We are deeply concerned about the testimony given by individual rabbis regarding the treatment of those who experienced abuse as well as their families. We are further concerned that many rabbis who gave evidence showed an ignorance of what constitutes abuse while others showed a failure to act in a timely manner when the abuse first came to light.

Rabbi Jeffrey Kamins

Rabbi Jeffrey Kamins

Several rabbis also showed a lack of knowledge of Australian law, or knew the law but chose to ignore it and thus ignored the halakhic dictum that “the law of the land is the law [Dina de-Malchutcha Dina].”

The Masorti Beit Din celebrates the diversity of religious identification, education and skills found in the Australian rabbinate as well as the rabbis’ involvement in the Jewish community and beyond.

Our community has an expectation of rabbis and, as such, deserves a better quality of public representation than the leadership recently on display.

As the Beit Din reflects on the victims of the abuse, we are reminded of the saying from Pirkei Avot: “Our Rabbis taught: …The sword comes into the world, because of justice delayed and justice denied…”, [Avot 5:7]

The Masorti congregations in Australia [and their rabbis] are:

Kehillat Nitzan, Melbourne [Adam Stein, Rabbi]

Masorti@Emanuel, Emanuel Synagogue, Sydney [Jeffrey Kamins, Senior Rabbi]

Beit Din [Jeffrey Cohen, Rabbi]


15 Responses to “Royal Commission into Institutional Responses to Child Sexual Abuse: The Masorti viewpoint”
  1. Liat Nagar says:

    Dear Otto,
    I am not one for decaffinated cappucinni!
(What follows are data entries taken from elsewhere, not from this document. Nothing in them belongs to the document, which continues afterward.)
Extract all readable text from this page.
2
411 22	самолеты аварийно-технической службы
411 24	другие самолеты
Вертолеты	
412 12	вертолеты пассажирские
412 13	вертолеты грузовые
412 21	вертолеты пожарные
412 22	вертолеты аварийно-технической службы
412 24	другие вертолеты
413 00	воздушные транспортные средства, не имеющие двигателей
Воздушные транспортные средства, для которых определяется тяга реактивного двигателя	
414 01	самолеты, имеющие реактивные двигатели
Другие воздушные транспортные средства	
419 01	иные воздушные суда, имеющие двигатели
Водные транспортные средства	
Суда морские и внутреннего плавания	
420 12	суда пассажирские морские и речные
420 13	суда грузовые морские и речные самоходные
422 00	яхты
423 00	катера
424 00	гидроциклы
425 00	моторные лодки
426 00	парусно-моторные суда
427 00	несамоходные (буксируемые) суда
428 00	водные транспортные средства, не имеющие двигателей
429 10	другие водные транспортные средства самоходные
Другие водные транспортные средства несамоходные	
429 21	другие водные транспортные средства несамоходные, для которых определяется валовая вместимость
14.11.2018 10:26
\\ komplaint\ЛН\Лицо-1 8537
I am also not one for lite milk, desalted butter … or the de-essencing of anything. I don’t consider Masorti in that light at all.

    I was pleased to read of your Sephardi experience, and yes, the food is bliss. I was welcomed to the approved status of fine Yemeni cook within the community of Rosh HaAyin while living there (it took a while to learn), despite being the only ‘red tulip’ around – I seduced with my chamin, my Yemeni chicken soup and shakshuka. I did not go so far as to try pastry offerings, and think I might have fallen a bit short if I had. I was happy that my husband’s immediate family were eager to try my other dishes of Italian and French origin, even my Cantonese chicken. Others, such as one of his brothers, would not. It’s true to say, however, that every Cantonese chicken produced is another poem unborn.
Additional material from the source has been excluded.